Low scores were given to the sluggish performance of the export sector, the decrease in employment opportunities, and the disappointingly small reduction in population poverty incidence for the first semester of 2012, 27.9 percent compared to 28.6 percent in 2009. MGG expressed disappointment in the slow pace in the implementation of the Public-Private Partnership.

The improvement in the tax effort was observed to be slow, from 12.4 percent in 2011 to 12.9 percent in 2012. This was despite the numerous changes and revisions that the BIR introduced in tax rules and regulations. MGG expressed alarm over the uncertainty and instability that these constant revisions cause. “It paves the way for arbitrariness and a personality-driven governance,” MGG observed. MGG noted that the BOC was never on track in reaching its revenue-target and has failed to control the problem of smuggling.

The score given to the delivery of the government’s health program was 5.5. The gains in the increase in coverage of the national health insurance were noted, as well as the passage of the Sin Tax Law. Despite these however, MGG reports that out-of-pocket expenses of patients are still high in medical care, ranging from 55 percent to 84 percent of the costs. Access of the poor to quality health care was described as inadequate and MGG notes that there are only 18,000 barangay health stations out of 42,000 barangays. MGG expressed alarm on the increase in the maternal mortality rate, 221 deaths per 100,000 live births compared to 94 deaths in 2008.

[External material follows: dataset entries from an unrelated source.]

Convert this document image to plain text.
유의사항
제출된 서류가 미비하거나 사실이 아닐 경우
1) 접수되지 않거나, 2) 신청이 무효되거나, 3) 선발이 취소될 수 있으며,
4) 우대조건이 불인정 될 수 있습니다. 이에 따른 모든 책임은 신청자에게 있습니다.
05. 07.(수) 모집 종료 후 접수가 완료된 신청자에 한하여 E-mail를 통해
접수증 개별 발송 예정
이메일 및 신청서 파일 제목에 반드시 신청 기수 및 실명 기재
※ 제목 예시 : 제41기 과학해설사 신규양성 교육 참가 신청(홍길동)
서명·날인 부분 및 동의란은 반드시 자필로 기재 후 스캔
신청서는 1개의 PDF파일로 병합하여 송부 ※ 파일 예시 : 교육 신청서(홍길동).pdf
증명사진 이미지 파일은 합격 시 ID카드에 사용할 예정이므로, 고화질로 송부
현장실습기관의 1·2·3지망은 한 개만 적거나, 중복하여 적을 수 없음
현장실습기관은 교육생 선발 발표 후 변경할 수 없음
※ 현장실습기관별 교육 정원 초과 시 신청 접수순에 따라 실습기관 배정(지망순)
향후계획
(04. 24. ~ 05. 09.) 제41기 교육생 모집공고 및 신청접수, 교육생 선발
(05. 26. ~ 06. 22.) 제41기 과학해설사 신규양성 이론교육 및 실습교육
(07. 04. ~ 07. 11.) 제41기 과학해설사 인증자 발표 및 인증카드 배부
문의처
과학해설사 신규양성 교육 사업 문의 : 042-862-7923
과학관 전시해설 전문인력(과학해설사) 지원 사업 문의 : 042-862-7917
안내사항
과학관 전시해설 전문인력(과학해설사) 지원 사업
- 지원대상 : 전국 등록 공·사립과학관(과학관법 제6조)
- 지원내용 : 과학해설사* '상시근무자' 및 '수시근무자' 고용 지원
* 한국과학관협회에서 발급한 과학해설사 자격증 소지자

In the area of education, MGG describes the implementation of K-12 as “incrementalist” since the DepED rolls out the curricula year by year instead of making available the entire new basic education curriculum. Madaris education was noted to be slow moving and remains predominantly private and Mosque-based. While the government’s efforts in building more schools were positively noted, MGG cites that the large-scale public-private partnership in classroom construction builds classroom in many already-overcrowded schools. MGG gave the education program a score of 5.79.

Apprehension was expressed in the preparedness of government to implement the Climate Change Action Plan, as well as the increasing dependence on coal as a primary source of fuel. Between 2009 and 2010, the percentage share of coal in power generation increased from 27 percent to 34 percent. MGG is alarmed that the Philippines has less than 10 percent of its forest cover and only 39 percent of the 525 water bodies are potential sources of drinking water.

In the area of governance, MGG says that the government has kept its promise of synchronizing the ARMM election with the national election in 2013 to prepare the region for an honest and fair election. However, MGG noted the lack of playing field considering that the appointed OIC was allowed to run despite earlier pronouncement of the Office of the President that this would grant him an undue advantage. MGG cites reports that many precincts that had a 100 percent voters’ turnout, a “statistically improbable development”. Governance received the highest score of 7 and the trust and confidence of the public on the personal integrity of the President was cited.

MGG commended government for the growth in agriculture but notes that the Philippines dismally lags behind ASEAN peers in the production of agri-food exports. The export per capita of Thailand was US$677, and US$1,320 in Malaysia. MGG recommends a program of meritocracy in the Department of Agriculture and is dismayed that over 50 percent of the staff in the Department of Agriculture are “job orders” or contractuals. The refusal of the Bureau of Customs to pre-inspect food imports was cited as endangering the country with pest, diseases, and toxic substances.

MGG concludes that the government is making gains in what the President promised, albeit with a slow pace in poverty reduction, employment generation, raising the tax effort, providing quality health care to the poor, implementing education reforms, and environmental management.